Four, we can’t act like this world is our home. I got a little out of shape in grad school, but I still loved hiking, so when we were in Boston we went to Acadia national park one time with some friends of ours who were hiking up the mountain at the pace of a jog, really, and I got to the top of the mountain and basically collapsed. I didn’t feel like I was going to make it down the other side. I looked at Anne-Elise and just said, Annie, I live here now, and she laughed,

But some of us in life are trying to live on the trail. We’ve forgotten we have anywhere to go at all. We’ve become very comfortable in this world with the comforts of this world, and we forget that we’re here for a purpose, on a journey toward holiness, toward a destination of his kingdom come. Anne-Elise laughed at me when I acted like I was going to live on the mountain that day, because it was a ridiculous thought. I was halfway through grad school, knew God was calling me to pastor—I couldn’t just stay on the mountain. But so many of us stop in the middle of pursuing the things God has called us to do and try to live on the path because we’re tired of the trail, and we convince ourselves that we’re happy enough here.

It’s good to wait, to take a break, but you can’t live as though this world is your home. In summary, when we ask ourselves what sort of people ought we to be when we are oriented toward his kingdom, we ought to be people who pray and work, who labor and wait, who work for the kingdom to come and pray asking for him to bring it.

And I want to close, very briefly, with this: as we labor and wait, we need to know that the Lord is not slow to fulfill his promises. The Lord is not slow to fulfill his promises. In Peter’s day, he already had to assure people that God would not wait forever. So here, now, almost 2000 years later, we need to be reminded that the Lord is not slow; his timing is perfect.

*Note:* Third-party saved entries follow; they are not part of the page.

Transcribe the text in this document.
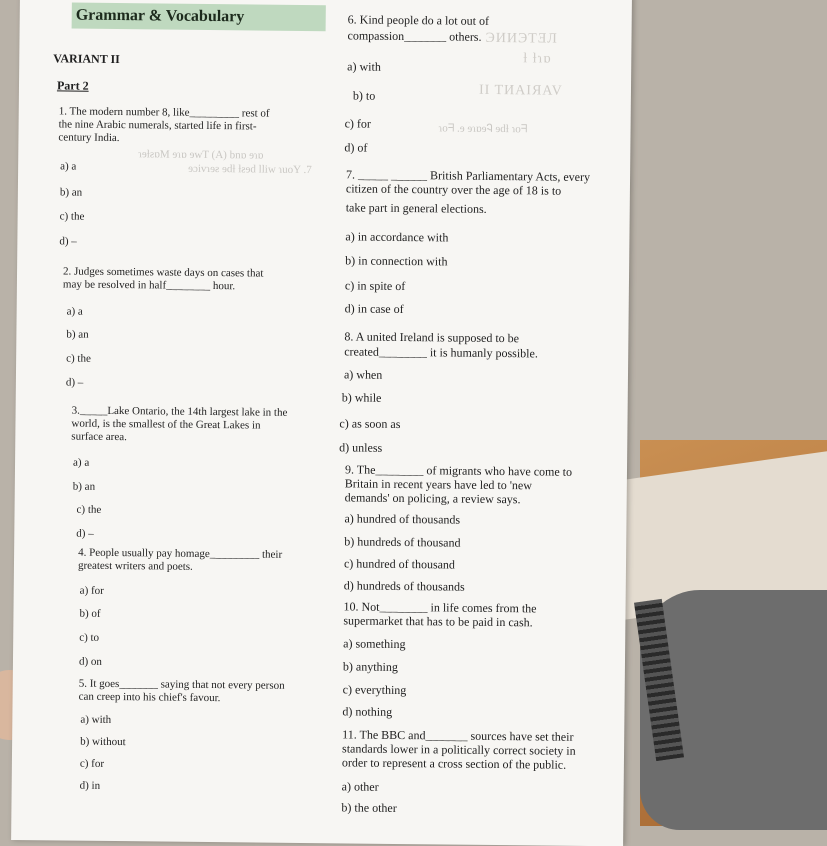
Grammar & Vocabulary
VARIANT II
Part 2
ЭИИЭТƎЛ
ƚ ƚɿɒ
II TИAIЯAV
ɿoᖷ .ɘ ɘɿɒɘᎸ ɘdƚ ɿoᖷ
ɘɔivɿɘƨ ɘdƚ ƚƨɘd lliw ɿuoY .7
ɿɘƚƨɒM ɘɿɒ ɘwT (A) bnɒ ɘɿɒ
1. The modern number 8, like_________ rest of
the nine Arabic numerals, started life in first-
century India.
a) a
b) an
c) the
d) –
2. Judges sometimes waste days on cases that
may be resolved in half________ hour.
a) a
b) an
c) the
d) –
3._____Lake Ontario, the 14th largest lake in the
world, is the smallest of the Great Lakes in
surface area.
a) a
b) an
c) the
d) –
4. People usually pay homage_________ their
greatest writers and poets.
a) for
b) of
c) to
d) on
5. It goes_______ saying that not every person
can creep into his chief's favour.
a) with
b) without
c) for
d) in
6. Kind people do a lot out of
compassion_______ others.
a) with
b) to
c) for
d) of
7. _____ ______ British Parliamentary Acts, every
citizen of the country over the age of 18 is to
take part in general elections.
a) in accordance with
b) in connection with
c) in spite of
d) in case of
8. A united Ireland is supposed to be
created________ it is humanly possible.
a) when
b) while
c) as soon as
d) unless
9. The________ of migrants who have come to
Britain in recent years have led to 'new
demands' on policing, a review says.
a) hundred of thousands
b) hundreds of thousand
c) hundred of thousand
d) hundreds of thousands
10. Not________ in life comes from the
supermarket that has to be paid in cash.
a) something
b) anything
c) everything
d) nothing
11. The BBC and_______ sources have set their
standards lower in a politically correct society in
order to represent a cross section of the public.
a) other
b) the other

So many times this year, I’ve found reason to pray, as the apostle John does in Revelation, I know when you return you’ll bring peace and justice, so “come, Lord Jesus,” and I pray along with the psalmist, “How long, O Lord? Will you wait forever?” And this year, as in the year Peter wrote this letter, the Lord is not slow; he’s patient. He’s waiting for the right time. And when the Lord waits, he isn’t just wasting time. He’s waiting in the same way a farmer waits for the seasons to plant and to harvest. He’s waiting the same way a mother waits to give birth. He’s waiting for the fullness of time, and he won’t wait forever.

One day soon the earth and kosmos as we know it will end, and the Lord will return. My invitation to you today is toward orientation. If you’ve gotten lost, don’t just keep moving. Stop, wait, pray with me, engage in the church community, orient yourself, and when you move, move with your keystone, your destination ahead of you. And if you’ve stopped and made a makeshift home on the path, get up, keep going. You have somewhere to go. The kingdom is coming. Indeed, it’s already here. Pray with me.